“He might prescribe,” returned the lady, who was also one of Dr. West’s adherents. “You can tell him her symptoms, and he can order medicine.”
“Thank you; I never thought of that. I’ll go at once,” John said; and bareheaded as he was, he crossed the street, and was soon knocking at Mrs. Markham’s door.
“The doctor’s worse,” she said, in reply to his inquiry. “He seems terribly excited, and acts as if he was possessed.”
“But I must see him,” Squire John continued. “Miss Freeman is very sick, and he must prescribe.”
“Ain’t there no wedding after all? Wall, if that don’t beat me!” was Mrs. Markham’s response, as she carried to Dr. West the message which roused him from the hopeless, despairing mood into which he had fallen.
He had insisted upon sitting up by the window, where he could watch the proceedings across the street, and as Robert did not return, while one after another the invited guests went up the walk into the house, he gave up all as lost, and sick with the crushing belief, went back to his bed, whispering sadly:
“Dora is not for me.
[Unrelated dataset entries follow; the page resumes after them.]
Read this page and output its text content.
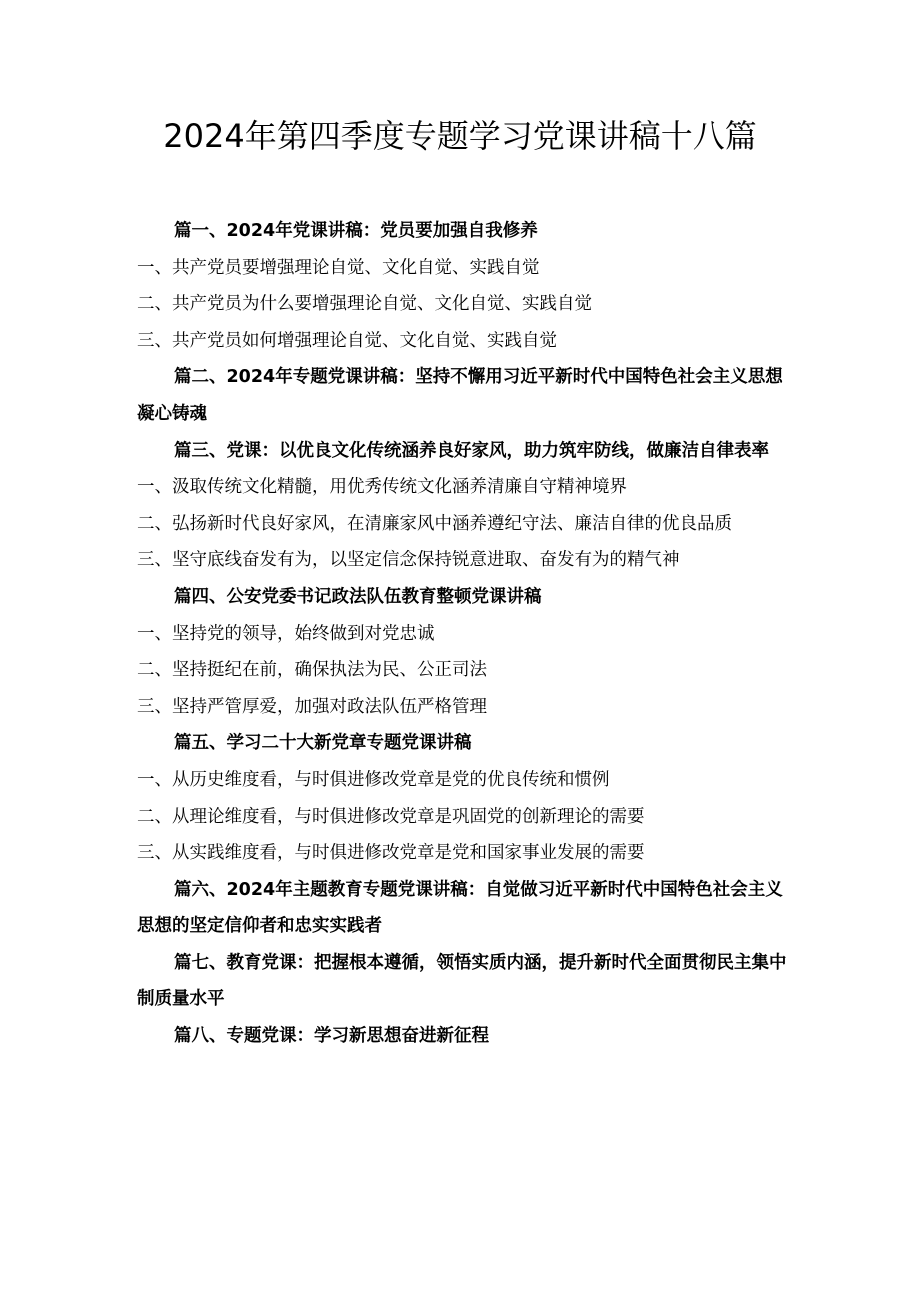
2024年第四季度专题学习党课讲稿十八篇

篇一、2024年党课讲稿：党员要加强自我修养

一、共产党员要增强理论自觉、文化自觉、实践自觉

二、共产党员为什么要增强理论自觉、文化自觉、实践自觉

三、共产党员如何增强理论自觉、文化自觉、实践自觉

篇二、2024年专题党课讲稿：坚持不懈用习近平新时代中国特色社会主义思想凝心铸魂

篇三、党课：以优良文化传统涵养良好家风，助力筑牢防线，做廉洁自律表率

一、汲取传统文化精髓，用优秀传统文化涵养清廉自守精神境界

二、弘扬新时代良好家风，在清廉家风中涵养遵纪守法、廉洁自律的优良品质

三、坚守底线奋发有为，以坚定信念保持锐意进取、奋发有为的精气神

篇四、公安党委书记政法队伍教育整顿党课讲稿

一、坚持党的领导，始终做到对党忠诚

二、坚持挺纪在前，确保执法为民、公正司法

三、坚持严管厚爱，加强对政法队伍严格管理

篇五、学习二十大新党章专题党课讲稿

一、从历史维度看，与时俱进修改党章是党的优良传统和惯例

二、从理论维度看，与时俱进修改党章是巩固党的创新理论的需要

三、从实践维度看，与时俱进修改党章是党和国家事业发展的需要

篇六、2024年主题教育专题党课讲稿：自觉做习近平新时代中国特色社会主义思想的坚定信仰者和忠实实践者

篇七、教育党课：把握根本遵循，领悟实质内涵，提升新时代全面贯彻民主集中制质量水平

篇八、专题党课：学习新思想奋进新征程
But God knows best!”
He did not see the bridegroom coming to his door, but when the message was delivered it diffused new life at once.
“Yes, show him up; I must talk with him,” he said, and a moment after Squire John stood before his rival, his honest face full of anxiety, and almost bedewed with tears as he stated all he knew of Dora’s case. “If I could see her I could do so much better,” Richard said; “but that is impossible to-day, so I must send,” and with hands which shook as they had never shaken before, he gave out the medicine which he hoped might save Dora’s life.
“If you were able to go,” the Squire said, as he stood in the doorway, “I would carry you myself; but perhaps it is not prudent.”